Red’s experimental “Kamera Obskura,” a film within a film, harkens back to the silent era, a call for viewers to remember cinema’s heritage. Closing the festival and bookending his father’s treatise on technology is Mikhail Red’s “Rekorder,” the story of a former cameraman who illegally pirates films in movie theaters until his camcorder inadvertently captures the footage of a crime, which goes viral. “Rekorder” won for the young Red the Best New Director award at the Toronto International Film Festival last October.
The three-day festival attracted manyof Filipino American youths. Araceli Tamayo-Lee, a San Francisco native who majored inpolitical economy and media arts at Evergreen State College in Olympia, Washington, raved about “Himpapawid.” Tamayo-Lee, an administrative specialist at the Tides Foundation, said, ”The storyline and cinematography were out of this world. I really couldn’t predict what the main character was going to do at any given moment.”
She hopes to see more of her peers at FACINE next year because she believes that the festival has the capacity to increase the visibility of the Filipino community and help young Filipino Americans to understand the history and culture of ordinary Filipinos.
Both Cannes awardee Red and Tumbocon have expressed the urgent need to increase interest in Filipino indie films, which are usually made outside of major studios and allow filmmakers to take artistic control.

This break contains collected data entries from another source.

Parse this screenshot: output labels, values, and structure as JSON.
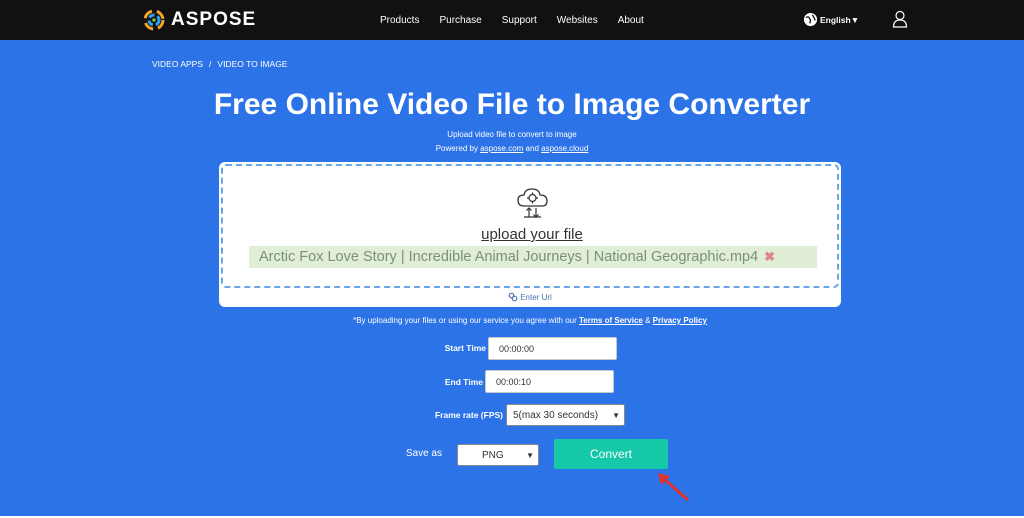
{
  "header": {
    "brand": "ASPOSE",
    "nav": [
      "Products",
      "Purchase",
      "Support",
      "Websites",
      "About"
    ],
    "language": "English▼",
    "icons": {
      "logo": "aspose-logo-icon",
      "globe": "globe-icon",
      "user": "user-icon"
    }
  },
  "breadcrumb": [
    "VIDEO APPS",
    "/",
    "VIDEO TO IMAGE"
  ],
  "hero": {
    "title": "Free Online Video File to Image Converter",
    "subtitle": "Upload video file to convert to image",
    "powered_prefix": "Powered by ",
    "powered_link1": "aspose.com",
    "powered_and": " and ",
    "powered_link2": "aspose.cloud"
  },
  "upload": {
    "link_text": "upload your file",
    "file_name": "Arctic Fox Love Story  |  Incredible Animal Journeys  |  National Geographic.mp4",
    "remove_glyph": "✖",
    "enter_url": "Enter Url"
  },
  "agreement": {
    "prefix": "*By uploading your files or using our service you agree with our ",
    "terms": "Terms of Service",
    "amp": " & ",
    "privacy": "Privacy Policy"
  },
  "form": {
    "start_label": "Start Time",
    "start_value": "00:00:00",
    "end_label": "End Time",
    "end_value": "00:00:10",
    "fps_label": "Frame rate (FPS)",
    "fps_value": "5(max 30 seconds)",
    "save_label": "Save as",
    "save_value": "PNG",
    "convert_label": "Convert"
  },
  "colors": {
    "hero_bg": "#2d73e8",
    "topbar_bg": "#111111",
    "convert_bg": "#14c8a8",
    "arrow": "#e0332e"
  }
}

Red said, “Alternative or independent cinema is more serious, progressive and contributes to the development of the art form. However, wider promotion and dissemination are required to educate future filmmakers and viewers.”

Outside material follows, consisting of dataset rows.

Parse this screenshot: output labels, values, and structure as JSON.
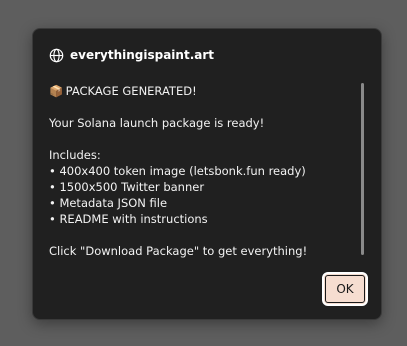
{
  "dialog": {
    "origin": "everythingispaint.art",
    "icons": {
      "origin": "globe-icon",
      "title": "package-icon"
    },
    "message": {
      "title_icon": "📦",
      "title": "PACKAGE GENERATED!",
      "intro": "Your Solana launch package is ready!",
      "includes_label": "Includes:",
      "items": [
        "• 400x400 token image (letsbonk.fun ready)",
        "• 1500x500 Twitter banner",
        "• Metadata JSON file",
        "• README with instructions"
      ],
      "footer": "Click \"Download Package\" to get everything!"
    },
    "ok_label": "OK"
  }
}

He has screened his films at Philippine schools and received enthusiastic feedback from students, showing the potential for setting up film appreciation classes at the high school level.
Tumbocon, the tireless volunteer cultural worker who works at a non-profit organization that provides services to individuals who were formerly homeless, echoes Red’s sentiment.
”Filipino indie films have been earning respect worldwide because of their artistry and bravery in dealing with issues relevant to the community. We need to build an audience for them because they don’t have the kind of money, resources and theatre distribution available to commercial films,” Tumbocon states.